Cuando Ethan regresó, se detuvo justo detrás de mí.

"Estás sonrojada, Laila", murmuró, con la mano apoyada en el respaldo de mi asiento. "¿Tienes calor?"

No pude responder.

Bajo el grueso mantel, la mano de Ryan ya no sujetaba la mesa. Sus dedos se deslizaron entre las piernas entrelazadas de Stella, desapareciendo bajo mi falda.

Me quedé paralizada, mi tenedor cayendo sobre la porcelana.

La mano de Ryan encontró el calor húmedo entre mis muslos, sus dedos deslizándose bajo mis bragas de encaje. Stella seguía allí, frotándose contra él, ajena a que su otra mano estaba enterrada dentro de su mejor amiga.

"Pareces haber visto un fantasma", susurró Ethan en mi oído.

 Apreté la mesa con fuerza, con los nudillos blancos.
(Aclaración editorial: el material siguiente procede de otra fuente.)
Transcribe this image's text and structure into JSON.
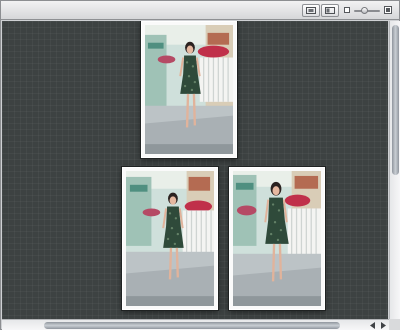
{
  "toolbar": {
    "buttons": [
      {
        "name": "zoom-fit-button",
        "icon": "zoom-fit-icon"
      },
      {
        "name": "view-mode-button",
        "icon": "view-mode-icon"
      }
    ],
    "thumbnail_size": {
      "min_icon": "small-photo-icon",
      "max_icon": "large-photo-icon",
      "level": 0.35
    }
  },
  "canvas": {
    "background": "#3d4242",
    "photos": [
      {
        "name": "photo-thumbnail-top",
        "subject": "woman-walking-patterned-dress"
      },
      {
        "name": "photo-thumbnail-bottom-left",
        "subject": "woman-walking-patterned-dress"
      },
      {
        "name": "photo-thumbnail-bottom-right",
        "subject": "woman-walking-patterned-dress"
      }
    ]
  },
  "scrollbars": {
    "vertical": {
      "position": 0.0
    },
    "horizontal": {
      "position": 0.1
    }
  },
  "colors": {
    "accent_flowers": "#c0304a",
    "building_teal": "#5aa89a",
    "dress": "#2f4a3a"
  }
}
El pulgar de Ryan encontró mi clítoris, frotándolo con un movimiento que me nubló la vista. Cada vez que Stella se movía sobre él, sus dedos penetraban más profundamente en mí.

—Las tortillas están deliciosas, ¿verdad, Laila? —gritó la madre de Stella desde el patio, mirando por encima del hombro.

—Para morirse —logré decir, casi sin aliento.

Si Stella quería jugar a la mesa, iba a tener que aprender que yo no jugaba limpio.